College students are experiencing a myriad of mental health challenges and the pandemic has only exacerbated these issues. The integration of counseling services within the Recreation and Wellness Center has proven to be hugely successful in breaking down barriers and eliminating stigmas when it comes to mental health services. Counseling services, although still utilizing both in-person and telehealth will be able to expand their capacity by 50 percent utilizing the welcoming and inclusive new group therapy rooms.
One of the project’s main objectives was not just to make the building “good looking,” but also “good for its occupants.” We spent time with our client collecting feedback and conducting focus groups to understand the greatest needs of the students and campus community. This process allowed us to rethink our universal design application by creating all-gender spaces in a safe and welcoming environment. Growth meant longer wait times for equipment, not enough locker space or all-gender options, and at times, a crowded environment that did not appeal to all visitors. The school has also had several years to observe how people and programs utilize the facility, which has informed many of the design decisions. Locker capacity is now doubled with ADA keyless manual locks, allowing staff to better serve students experiencing housing insecurity with a locker rental program. We’ve also expanded the first-floor fitness area, accommodating more visitors, providing more equipment and mirror space, and reducing wait times.

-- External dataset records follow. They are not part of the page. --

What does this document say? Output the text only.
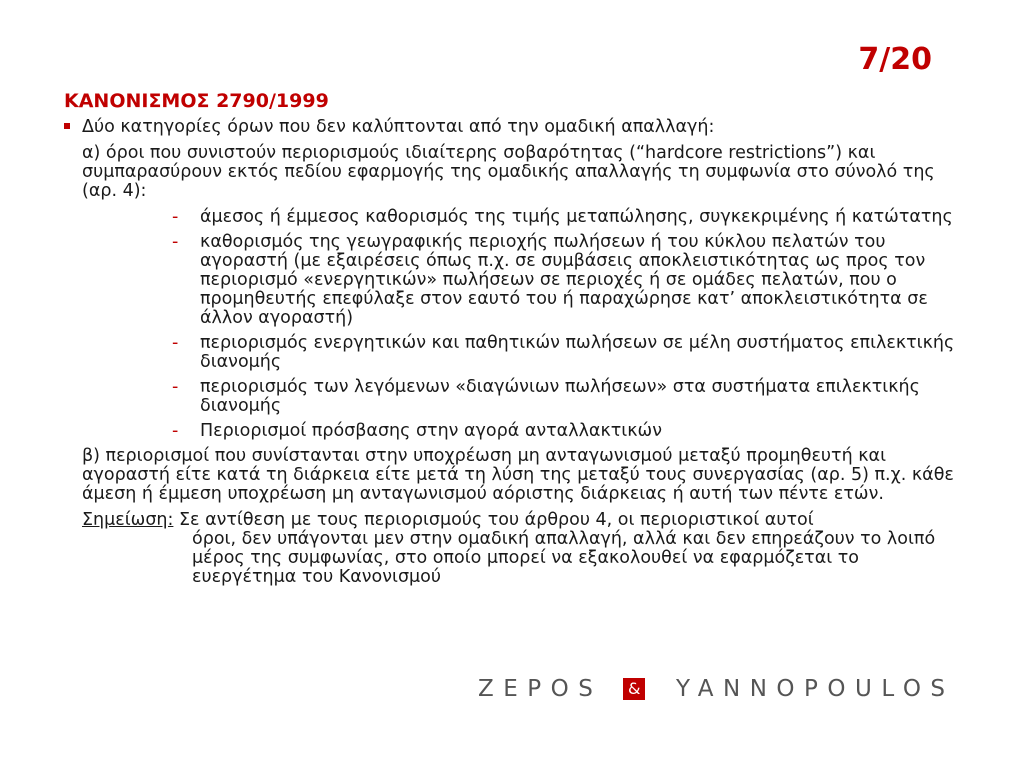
7/20
ΚΑΝΟΝΙΣΜΟΣ 2790/1999
Δύο κατηγορίες όρων που δεν καλύπτονται από την ομαδική απαλλαγή:
α) όροι που συνιστούν περιορισμούς ιδιαίτερης σοβαρότητας (“hardcore restrictions”) και συμπαρασύρουν εκτός πεδίου εφαρμογής της ομαδικής απαλλαγής τη συμφωνία στο σύνολό της (αρ. 4):
- άμεσος ή έμμεσος καθορισμός της τιμής μεταπώλησης, συγκεκριμένης ή κατώτατης
- καθορισμός της γεωγραφικής περιοχής πωλήσεων ή του κύκλου πελατών του αγοραστή (με εξαιρέσεις όπως π.χ. σε συμβάσεις αποκλειστικότητας ως προς τον περιορισμό «ενεργητικών» πωλήσεων σε περιοχές ή σε ομάδες πελατών, που ο προμηθευτής επεφύλαξε στον εαυτό του ή παραχώρησε κατ’ αποκλειστικότητα σε άλλον αγοραστή)
- περιορισμός ενεργητικών και παθητικών πωλήσεων σε μέλη συστήματος επιλεκτικής διανομής
- περιορισμός των λεγόμενων «διαγώνιων πωλήσεων» στα συστήματα επιλεκτικής διανομής
- Περιορισμοί πρόσβασης στην αγορά ανταλλακτικών
β) περιορισμοί που συνίστανται στην υποχρέωση μη ανταγωνισμού μεταξύ προμηθευτή και αγοραστή είτε κατά τη διάρκεια είτε μετά τη λύση της μεταξύ τους συνεργασίας (αρ. 5) π.χ. κάθε άμεση ή έμμεση υποχρέωση μη ανταγωνισμού αόριστης διάρκειας ή αυτή των πέντε ετών.
Σημείωση: Σε αντίθεση με τους περιορισμούς του άρθρου 4, οι περιοριστικοί αυτοί
όροι, δεν υπάγονται μεν στην ομαδική απαλλαγή, αλλά και δεν επηρεάζουν το λοιπό μέρος της συμφωνίας, στο οποίο μπορεί να εξακολουθεί να εφαρμόζεται το ευεργέτημα του Κανονισμού
ZEPOS & YANNOPOULOS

There is no better investment than in the health and wellbeing of our students. This facility is physically, mentally, and socially transformative.” –The WELL Executive Director Bill Olmsted
Accessibility and inclusion were critical design considerations, resulting in wider doorways, larger benches, door-automation features, and the elimination of barriers on all pathways. The facility can now better support participants in both standard and sport wheelchairs. By employing universal design standards in all renovated and added changing, restroom, and shower areas, the WELL is now more accessible and inviting.
The overall commitment to an integrated approach to health and wellness remained a cornerstone in all decisions. The building was designed to be a collaborative working environment where all occupants work together as one unit. Medical and counseling were integrated into one space. Meeting spaces were created for staff and training. Urgent care was reconfigured for better flow and operation. Athletic trainers can see 10 to 12 patients daily and maximize its expanded space that includes separate treatment, exam, and whirlpool rooms. The group fitness program averages 750 participants each week and with the addition of two new group fitness studios, capacity has increased by 25 percent.
Technology propels the WELL expansion to new heights and improves the way that visitors and staff experience the facility. Bluetooth enabled and controllable with an iPad, modern lighting and sound bring the fitness studios to life with pre-programmed options that coincide with specific formats or choreography. A retractable Skyfold wall in the fitness studio allows for two classes of 42 participants to run simultaneously or one large class of up to 84. A dedicated cycle studio accompanied by a 4K UHD projector system provides heart rate monitoring and immerses visitors with visual effects and lighting, and sound control to enhance the full experience. The Student Health Cooking Cove doubled in size and included two 4K UHD cameras that project all activities occurring including food prep and stovetop cooking.
The expansion—a collaborative design-build project with Swinerton—is targeting LEED Gold certification and WELL Certification by the International WELL Building Institute.